And just overall, I’d separate bloggers out from essayists. Though as I said they aren’t clearly differentiated now, they should be. Blogging is really about self-publishing; the attraction of a blog, for readers and for writers, is the sense that you’re having a conversation, with little filtering. Having all the blogs go through the mainpage, and having them split up with essays, really dilutes and muffles the sense of individual voices and idiosyncratic interests which is what people go to blogs for. That’s especially the case if bloggers really are being asked to keep posts to under 500 words, as Rob said.
Essays, on the other hand, are ideally more formal and more curated…and, again ideally, should be teased and promoted rather than just dropped into a blog format. Splice Today, where I occasionally write, has a pretty good, no nonsense way to present essays which is somewhat bloglike, and could serve as a model. Or the Onion AV club, where you have a menu of essays could work.

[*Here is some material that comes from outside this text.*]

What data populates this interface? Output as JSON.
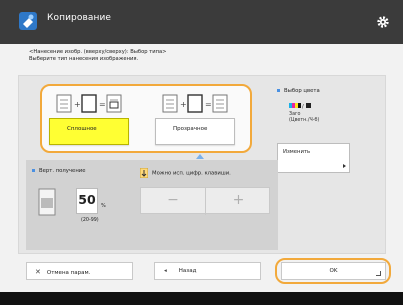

Basically, if you have an essay, you want to put it out there as a completed piece you’re proud of. And, you know, you want to keep it in one or at most two big chunks, grouped together, not in 5 scattered and dismembered segments.
And there should definitely be a menu of recent stories, or perhaps a scrolling list of popular stories (Splice Today does this) so that there’s some easy way to see what’s recent or important without going down the whole damn page.
Also, and finally, I’d think hard about how on earth I was planning to make money. Maybe tcj has cracked the code for surviving off of internet ad sales, but…well, I’m a little skeptical. The short-term goal needs to be upping subscription to the print Journal, surely. Don’t, then, for god’s sake, put your link to the journal subscription up in the ad banner. Put it down somewhere in editorial. And put it on our lowly subdomain too, for God’s sake. We want to help!
Even if, you know, we’re out on our collective ears tomorrow.